Atração Estranha

“Me desculpe, culpa da paixão cega, culpa da paixão imaginária” Ele gritou o trecho de strange attraciton me fuzilando com os olhos, depois virou as costas. Virei um pouco a cabeça para vê-lo partir de outro ângulo e a carinha de cachorro sem dono se formou. A boca com batom vermelho meio borrado começou a tremer enquanto ele virava a esquina naquela madrugada fria.

Tudo começou quando estávamos deitados na minha cama de solteiro bagunçada, ouvindo The Cure bem baixinho. Éramos o casal perfeito, não para o mundo, mas para nós mesmos. Ele contornava minha boca com o dedo indicador, fitando o nada. Quando veio com a pergunta estranha, aquela de “somos um casal ou não?”. Não, não éramos nem de perto um casal — ele batia na minha porta com os olhos cheios d’água e eu o acolhia com beijos, assim vice e versa — mas eu não quis afirmar isso, com medo de que ele me entendesse mal. Logo tomei coragem e disse que éramos só mais duas almas perdidas, buscando um mínimo consolo. Ele entendeu mal, é claro.

Levantou-se, me encarando, dizendo que não podíamos mais continuar daquele jeito, que não era normal. ”Porra, desde quando me intitulei normal pra você?!” gritei com toda força que havia guardado para algo importante que nunca chegaria. Ele pegou a jaqueta preta e foi embora. Foi... assim, sem dizer nada,com tudo dito em seus olhos.

Ele sabia que não éramos normais, mas vivia tentando se encaixar. Parou de ouvir as baladas dos anos 80 comigo, de deixar cair uma lágrima ao assistir “Brilho Eterno de Uma Mente sem Lembranças” pela enésima vez ao meu lado, começou a ler a página dos esportes no jornal de domingo e ir dormir cedo. Por Deus! Era irritante vê-lo tão… tão artificial! Algumas vezes eu o pegava chorando por dentro e me pedindo para livrá-lo daquela pressão que o mundo botava em quem não seguia o que a maioria achava, os olhos castanhos denunciavam aquela dor que o sorriso amarelo tentava esconder.

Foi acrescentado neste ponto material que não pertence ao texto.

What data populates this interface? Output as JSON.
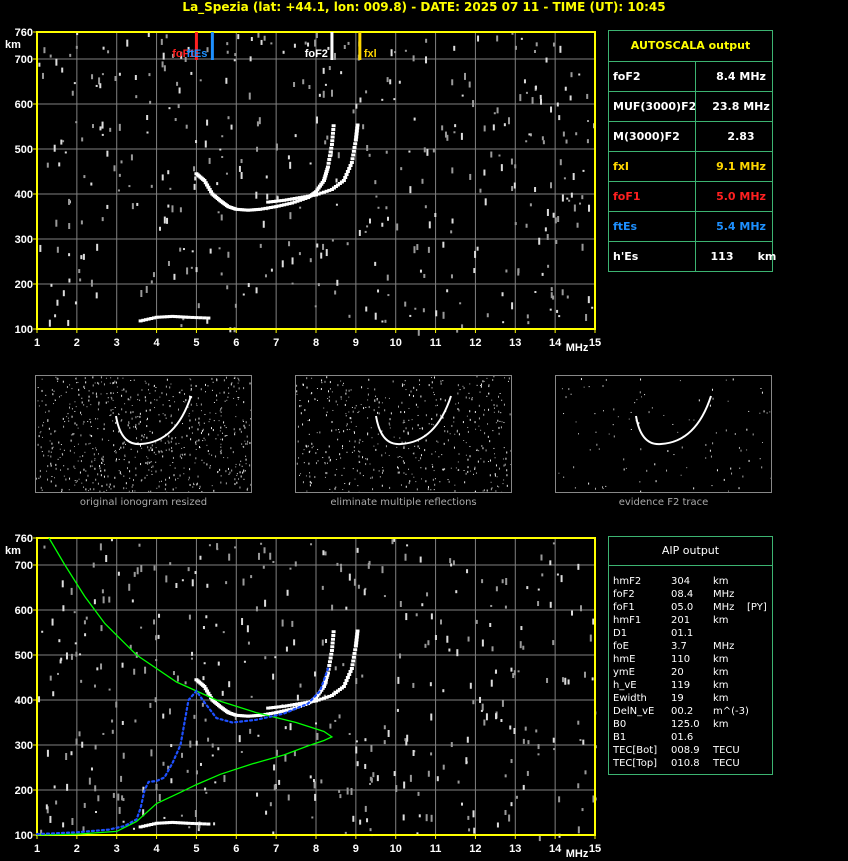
{
  "title": "La_Spezia (lat: +44.1, lon: 009.8) - DATE: 2025 07 11 - TIME (UT): 10:45",
  "colors": {
    "axis": "#ffff00",
    "grid": "#808080",
    "green": "#00ff00",
    "blue": "#1e50ff",
    "fxl": "#ffd700",
    "foF1": "#ff2020",
    "ftEs": "#1e90ff",
    "trace": "#ffffff"
  },
  "chart_data": [
    {
      "type": "scatter",
      "name_ref": "main-ionogram",
      "xlim": [
        1,
        15
      ],
      "ylim": [
        100,
        760
      ],
      "x_ticks": [
        "1",
        "2",
        "3",
        "4",
        "5",
        "6",
        "7",
        "8",
        "9",
        "10",
        "11",
        "12",
        "13",
        "14",
        "15"
      ],
      "y_ticks": [
        "760",
        "700",
        "600",
        "500",
        "400",
        "300",
        "200",
        "100"
      ],
      "xunit": "MHz",
      "yunit": "km",
      "markers": [
        {
          "label": "foF1",
          "x": 5.0
        },
        {
          "label": "ftEs",
          "x": 5.4
        },
        {
          "label": "foF2",
          "x": 8.4
        },
        {
          "label": "fxl",
          "x": 9.1
        }
      ],
      "f2_trace": [
        [
          5.0,
          445
        ],
        [
          5.2,
          430
        ],
        [
          5.4,
          400
        ],
        [
          5.6,
          385
        ],
        [
          5.8,
          372
        ],
        [
          6.0,
          366
        ],
        [
          6.3,
          364
        ],
        [
          6.6,
          366
        ],
        [
          7.0,
          372
        ],
        [
          7.4,
          380
        ],
        [
          7.8,
          392
        ],
        [
          8.0,
          405
        ],
        [
          8.2,
          430
        ],
        [
          8.3,
          460
        ],
        [
          8.4,
          510
        ],
        [
          8.45,
          560
        ]
      ],
      "f2x_trace": [
        [
          6.8,
          382
        ],
        [
          7.2,
          386
        ],
        [
          7.6,
          392
        ],
        [
          8.0,
          398
        ],
        [
          8.4,
          410
        ],
        [
          8.7,
          430
        ],
        [
          8.9,
          470
        ],
        [
          9.0,
          520
        ],
        [
          9.05,
          560
        ]
      ],
      "es_trace": [
        [
          3.6,
          118
        ],
        [
          4.0,
          126
        ],
        [
          4.4,
          128
        ],
        [
          4.8,
          126
        ],
        [
          5.4,
          124
        ]
      ]
    },
    {
      "type": "line",
      "name_ref": "aip-ionogram",
      "xlim": [
        1,
        15
      ],
      "ylim": [
        100,
        760
      ],
      "x_ticks": [
        "1",
        "2",
        "3",
        "4",
        "5",
        "6",
        "7",
        "8",
        "9",
        "10",
        "11",
        "12",
        "13",
        "14",
        "15"
      ],
      "y_ticks": [
        "760",
        "700",
        "600",
        "500",
        "400",
        "300",
        "200",
        "100"
      ],
      "xunit": "MHz",
      "yunit": "km",
      "green_profile": [
        [
          1.0,
          100
        ],
        [
          2.0,
          102
        ],
        [
          3.0,
          108
        ],
        [
          3.5,
          130
        ],
        [
          4.0,
          170
        ],
        [
          4.6,
          195
        ],
        [
          5.0,
          212
        ],
        [
          5.6,
          235
        ],
        [
          6.4,
          258
        ],
        [
          7.2,
          278
        ],
        [
          7.8,
          298
        ],
        [
          8.2,
          310
        ],
        [
          8.4,
          318
        ],
        [
          8.2,
          330
        ],
        [
          7.5,
          350
        ],
        [
          6.5,
          372
        ],
        [
          5.5,
          400
        ],
        [
          4.5,
          440
        ],
        [
          3.5,
          500
        ],
        [
          2.7,
          570
        ],
        [
          2.2,
          630
        ],
        [
          1.7,
          700
        ],
        [
          1.3,
          760
        ]
      ],
      "blue_profile": [
        [
          1.0,
          102
        ],
        [
          2.0,
          106
        ],
        [
          2.8,
          112
        ],
        [
          3.2,
          120
        ],
        [
          3.5,
          135
        ],
        [
          3.6,
          160
        ],
        [
          3.7,
          200
        ],
        [
          3.8,
          218
        ],
        [
          4.0,
          220
        ],
        [
          4.2,
          228
        ],
        [
          4.4,
          260
        ],
        [
          4.6,
          300
        ],
        [
          4.8,
          400
        ],
        [
          5.0,
          420
        ],
        [
          5.2,
          395
        ],
        [
          5.5,
          360
        ],
        [
          5.9,
          350
        ],
        [
          6.5,
          356
        ],
        [
          7.2,
          370
        ],
        [
          7.8,
          392
        ],
        [
          8.1,
          420
        ],
        [
          8.3,
          470
        ]
      ]
    }
  ],
  "autoscala": {
    "heading": "AUTOSCALA output",
    "rows": [
      {
        "label": "foF2",
        "value": "8.4 MHz",
        "color": "#ffffff"
      },
      {
        "label": "MUF(3000)F2",
        "value": "23.8 MHz",
        "color": "#ffffff"
      },
      {
        "label": "M(3000)F2",
        "value": "2.83",
        "color": "#ffffff"
      },
      {
        "label": "fxI",
        "value": "9.1 MHz",
        "color": "#ffd700"
      },
      {
        "label": "foF1",
        "value": "5.0 MHz",
        "color": "#ff2020"
      },
      {
        "label": "ftEs",
        "value": "5.4 MHz",
        "color": "#1e90ff"
      },
      {
        "label": "h'Es",
        "value": "113",
        "unit": "km",
        "color": "#ffffff"
      }
    ]
  },
  "thumbnails": [
    {
      "caption": "original ionogram resized"
    },
    {
      "caption": "eliminate multiple reflections"
    },
    {
      "caption": "evidence F2 trace"
    }
  ],
  "aip": {
    "heading": "AIP output",
    "rows": [
      {
        "name": "hmF2",
        "value": "304",
        "unit": "km",
        "extra": ""
      },
      {
        "name": "foF2",
        "value": "08.4",
        "unit": "MHz",
        "extra": ""
      },
      {
        "name": "foF1",
        "value": "05.0",
        "unit": "MHz",
        "extra": "[PY]"
      },
      {
        "name": "hmF1",
        "value": "201",
        "unit": "km",
        "extra": ""
      },
      {
        "name": "D1",
        "value": "01.1",
        "unit": "",
        "extra": ""
      },
      {
        "name": "foE",
        "value": "3.7",
        "unit": "MHz",
        "extra": ""
      },
      {
        "name": "hmE",
        "value": "110",
        "unit": "km",
        "extra": ""
      },
      {
        "name": "ymE",
        "value": "20",
        "unit": "km",
        "extra": ""
      },
      {
        "name": "h_vE",
        "value": "119",
        "unit": "km",
        "extra": ""
      },
      {
        "name": "Ewidth",
        "value": "19",
        "unit": "km",
        "extra": ""
      },
      {
        "name": "DelN_vE",
        "value": "00.2",
        "unit": "m^(-3)",
        "extra": ""
      },
      {
        "name": "B0",
        "value": "125.0",
        "unit": "km",
        "extra": ""
      },
      {
        "name": "B1",
        "value": "01.6",
        "unit": "",
        "extra": ""
      },
      {
        "name": "TEC[Bot]",
        "value": "008.9",
        "unit": "TECU",
        "extra": ""
      },
      {
        "name": "TEC[Top]",
        "value": "010.8",
        "unit": "TECU",
        "extra": ""
      }
    ]
  }
}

Mas mesmo assim ele continuava se mascarando, mesmo assim ele foi embora ao ver que não seríamos normais nem em um relacionamento.

Voltemos àquela cena do começo.

Quando voltei para o quarto bagunçado, o rádio tocava baixinho a música que revelava nosso romance escondido. ”Strange attraction spreads it’s wings, and alters but the smallest things. You never know how anything will fade”. Deitei e fiquei ouvindo aquela música com um ruído que o radiosinho velho dava de presente para deixá-la mais mágica. Cantava junto com as mãos segurando os cabelos pela raiz. Tentando, de alguma forma, afastar a imagem que acabara de ver.

A semana passou e ele não foi me visitar como fazia todas as noites. E eu também não corri atrás com aquele medo dele bater a porta na minha cara. Tínhamos uma atração estranha mesmo, eu necessitava dele mas não tinha coragem de admitir, ele gritava que precisava de mim, mas era tão incerto quanto o vento.

Uma manhã, enquanto eu saía de casa, encontrei-o sentado no chão fumando um cigarro, com olhos vermelhos e distantes. Paralisei com aquele olhar, que logo transformou-se na ternura que tinha antes. Levantou um dvd, “Por que me apaixono por todas as mulheres que me dão um mínimo de atenção?”. Sorriu, me abraçou, eu virei a cabeça da mesma maneira que fiz quando ele foi embora, sem reação, a boca tremeu novamente. “sou só uma garota ferrada procurando paz de espírito… Não sou perfeita”, sussurrei mais um trecho do filme que ele evitava há alguns dias.

“Vamos assistir? Falte do trabalho hoje, vamos sair da rotina de novo.” Ele pediu, ainda me abraçando. “please try to understand - I have to see you - have to feel you-Tell you all the ways I need you - yours forever in love… “.

Tínhamos uma atração estranha, mas… enfim, era uma atração e isso bastava para ambos.